Under steady Bush administration pressure since the Battle of Tora Bora in November and December 2001, when Osama bin Laden and some 50 terrorist cohorts escaped, then acting President Pervez Musharraf ordered some 35,000 troops into FATA where they had been forbidden to go by treaty since independence in 1947. These were gradually increased to 100,000. (In an interview published Friday, Mr. Musharraf emphatically ruled out having U.S. troops join the fight against al Qaeda on Pakistani soil.)

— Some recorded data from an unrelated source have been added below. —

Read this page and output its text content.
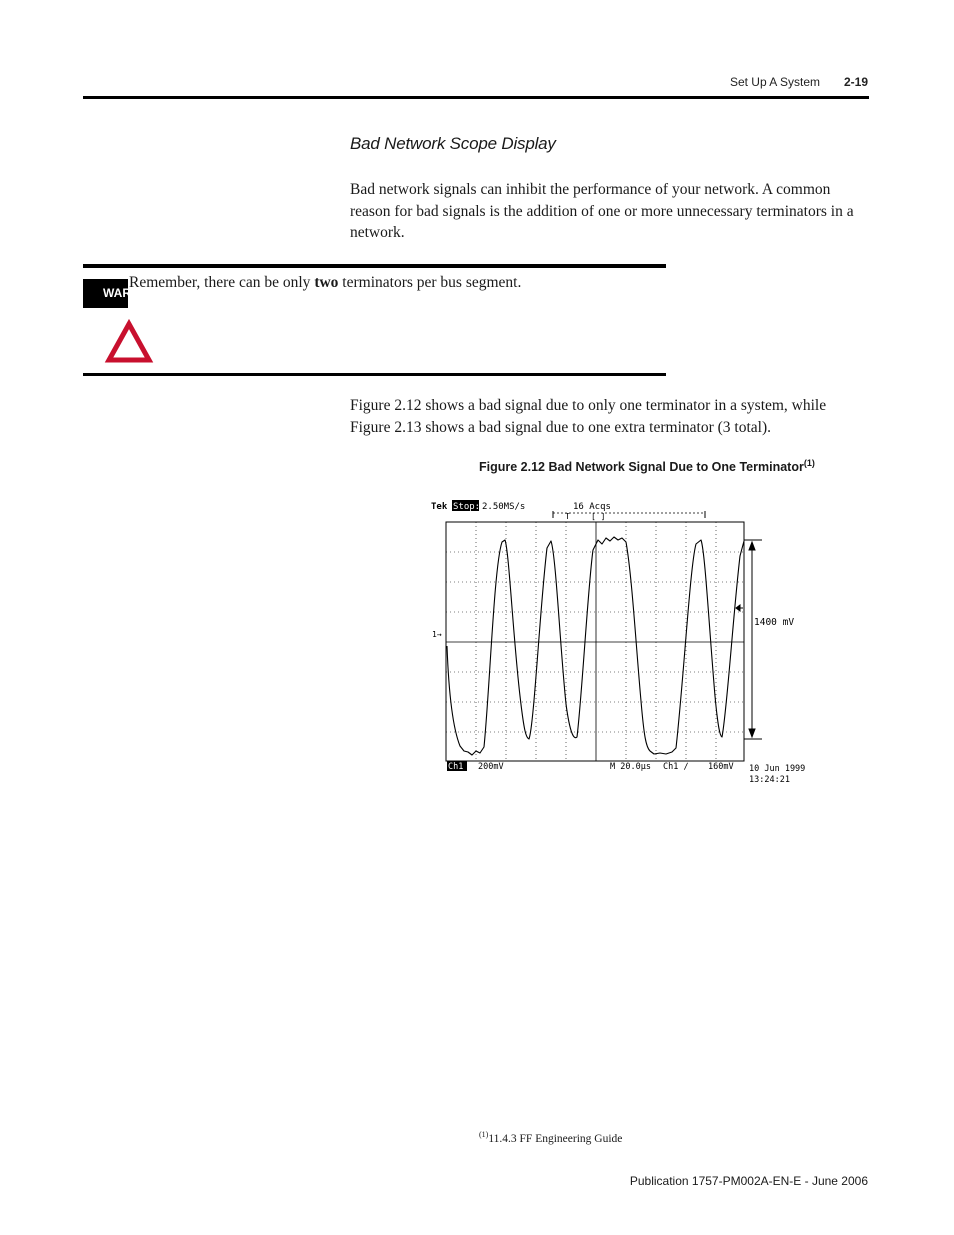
Set Up A System 2-19
Bad Network Scope Display
Bad network signals can inhibit the performance of your network. A common reason for bad signals is the addition of one or more unnecessary terminators in a network.
WARNING
Remember, there can be only two terminators per bus segment.
Figure 2.12 shows a bad signal due to only one terminator in a system, while Figure 2.13 shows a bad signal due to one extra terminator (3 total).
Figure 2.12 Bad Network Signal Due to One Terminator$^{(1)}$
Tek Stop: 2.50MS/s	16 Acqs
T	[ ]
1→
1400 mV
Ch1 200mV	M 20.0µs Ch1 ∕ 160mV 10 Jun 1999
13:24:21
$^{(1)}$11.4.3 FF Engineering Guide
Publication 1757-PM002A-EN-E - June 2006
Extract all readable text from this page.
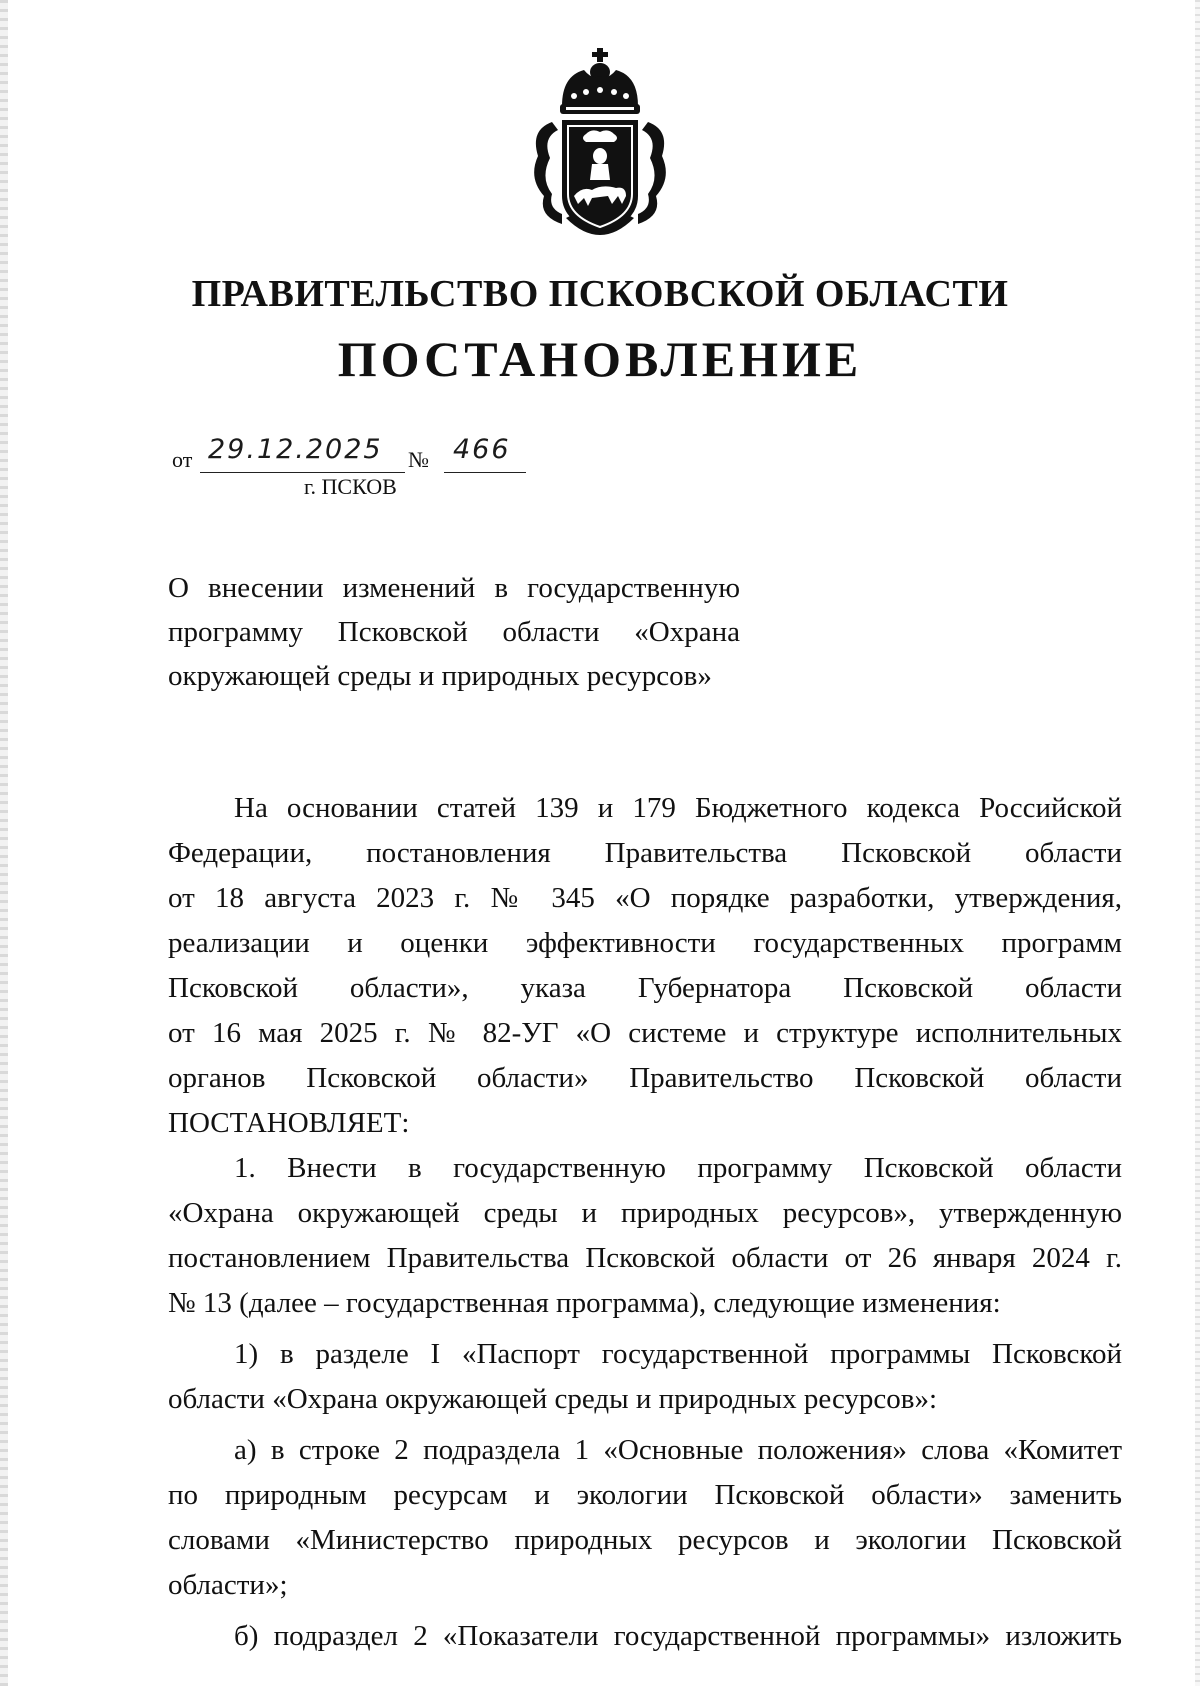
ПРАВИТЕЛЬСТВО ПСКОВСКОЙ ОБЛАСТИ
ПОСТАНОВЛЕНИЕ
от 29.12.2025 № 466
г. ПСКОВ
О внесении изменений в государственную
программу Псковской области «Охрана
окружающей среды и природных ресурсов»
На основании статей 139 и 179 Бюджетного кодекса Российской
Федерации, постановления Правительства Псковской области
от 18 августа 2023 г. № 345 «О порядке разработки, утверждения,
реализации и оценки эффективности государственных программ
Псковской области», указа Губернатора Псковской области
от 16 мая 2025 г. № 82-УГ «О системе и структуре исполнительных
органов Псковской области» Правительство Псковской области
ПОСТАНОВЛЯЕТ:
1. Внести в государственную программу Псковской области
«Охрана окружающей среды и природных ресурсов», утвержденную
постановлением Правительства Псковской области от 26 января 2024 г.
№ 13 (далее – государственная программа), следующие изменения:
1) в разделе I «Паспорт государственной программы Псковской
области «Охрана окружающей среды и природных ресурсов»:
а) в строке 2 подраздела 1 «Основные положения» слова «Комитет
по природным ресурсам и экологии Псковской области» заменить
словами «Министерство природных ресурсов и экологии Псковской
области»;
б) подраздел 2 «Показатели государственной программы» изложить
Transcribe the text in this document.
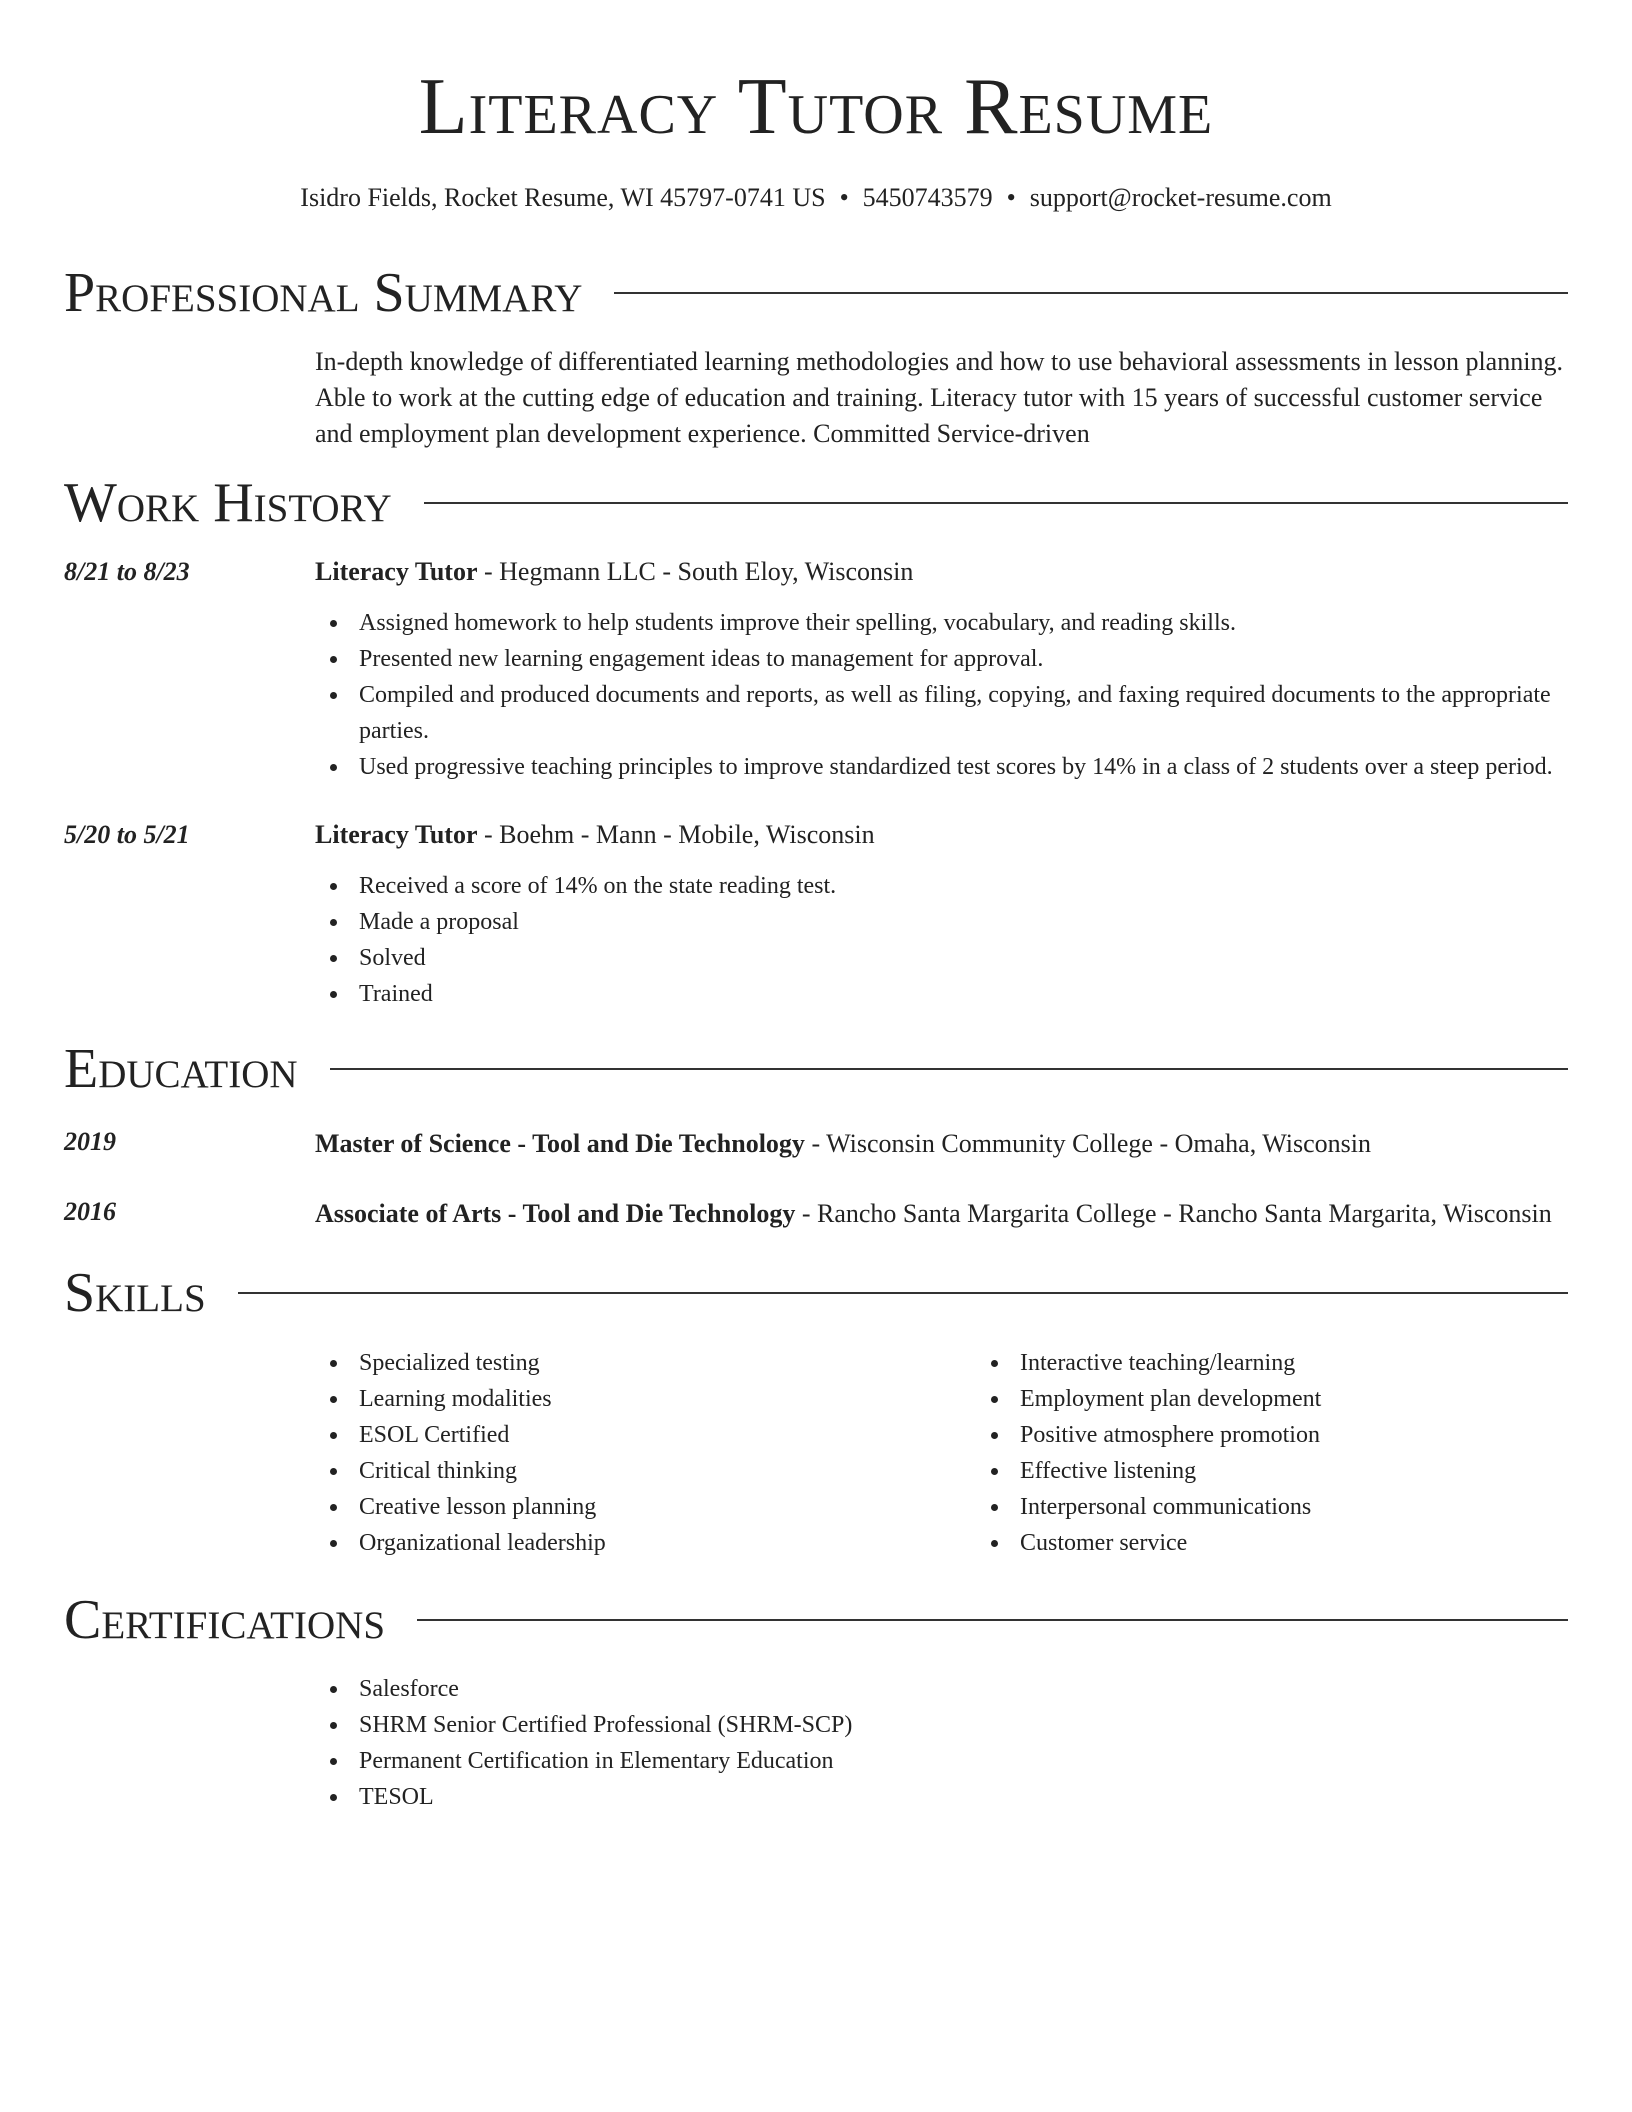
Literacy Tutor Resume
Isidro Fields, Rocket Resume, WI 45797-0741 US • 5450743579 • support@rocket-resume.com
Professional Summary
In-depth knowledge of differentiated learning methodologies and how to use behavioral assessments in lesson planning. Able to work at the cutting edge of education and training. Literacy tutor with 15 years of successful customer service and employment plan development experience. Committed Service-driven
Work History
8/21 to 8/23	Literacy Tutor - Hegmann LLC - South Eloy, Wisconsin
Assigned homework to help students improve their spelling, vocabulary, and reading skills.
Presented new learning engagement ideas to management for approval.
Compiled and produced documents and reports, as well as filing, copying, and faxing required documents to the appropriate parties.
Used progressive teaching principles to improve standardized test scores by 14% in a class of 2 students over a steep period.
5/20 to 5/21	Literacy Tutor - Boehm - Mann - Mobile, Wisconsin
Received a score of 14% on the state reading test.
Made a proposal
Solved
Trained
Education
2019	Master of Science - Tool and Die Technology - Wisconsin Community College - Omaha, Wisconsin
2016	Associate of Arts - Tool and Die Technology - Rancho Santa Margarita College - Rancho Santa Margarita, Wisconsin
Skills
Specialized testing
Learning modalities
ESOL Certified
Critical thinking
Creative lesson planning
Organizational leadership
Interactive teaching/learning
Employment plan development
Positive atmosphere promotion
Effective listening
Interpersonal communications
Customer service
Certifications
Salesforce
SHRM Senior Certified Professional (SHRM-SCP)
Permanent Certification in Elementary Education
TESOL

. . . The way the German visitors understood their interlocutors in Washington last week, three options are being considered by the Bush administration — all admittedly bad:

(1) The United States bypasses Mr. Musharraf, deals directly with the new Pakistani army chief, Gen. Ashfaq Parvez Kayani, 55, who has attended several staff courses in the U.S., and is regarded as pro-Western. The next generation of Pakistani officers earned their promotions when the U.S. imposed all manner of punitive sanctions against Pakistan for its then still secret nuclear weapons buildup. No one is sanguine about Gen. Kayani's ability to rekindle any enthusiasm for going after Taliban and al Qaeda in FATA.

(2) More military aid for the Pakistani army in return for acceptance of joint Special Forces operations in FATA — U.S. rangers coming in by helicopter directly into suspected Taliban-controlled villages, and "painting" targets for unmanned Predators to bomb. No optimism here either as Congress is loath to appropriate more military aid beyond the current $1.3 billion for this year. Most of the $11 billion doled out since September 11, 2001, has gone into big-ticket military hardware items of no value for FATA fighting. Pakistani generals also resent U.S. micromanagement of military assistance.

(3) Unilateral U.S. covert operations in FATA. These would not remain secret very long, most probably leaked by Pakistani intelligence to local media. The country, already a giant powder keg since Benazir Bhutto's assassination last month, would erupt. From Peshawar to Karachi and from Lahore to Quetta, an angry anti-Musharraf mood is palpable throughout the country. Pakistan's nuclear weapons could fall into the hands of a rebellious unit led, for example, by an anti-U.S. Islamist one-star general.

The overall Taliban commander in FATA is Baitullah Mehsud, the man accused of having ordered the assassination of Benazir Bhutto. Posing as a tribal leader, turban wrapped around his face, he was one of the signatories to the Sept. 5, 2006, nonaggression pact with Mr. Musharraf, which guaranteed (a) Taliban fighters would not be allowed to cross into Afghanistan; (b) Pakistani soldiers would cease operations against Taliban. It was snare and delusion from the get-go.

Already, anti-Musharraf rioters have torched thousands of cars and trucks, video stores, movie marquees, gas stations and electric power pylons in widely scattered parts of the country.

Flour and power shortages and angry citizens abound throughout Pakistan, now clearly the site of the world's most dangerous crisis. Five candidates belonging to outlawed extremist organizations are running in the Feb. 18 elections in Jhang District alone.

Deafening allied silence greeted Defense Secretary Bob Gates' Afghan request for more NATO troops. So the Pentagon is now drawing up plans to move some 3,200 additional troops, all Marines, to Afghanistan, bringing U.S. and coalition forces to 50,000. But it's still the wrong target. The country is fractured, divided — and at war with itself. This won't change until Taliban is booted out of FATA.

Read the article here.It doesn't take a military genuis to know that it is almost impossible to defeat a determined opponent if you allow the opponent a secure base of operations. And that is what our enemies have in the tribal areas of Pakistan today. How to destroy it without destabilizing the Pakistani government is the conundrum.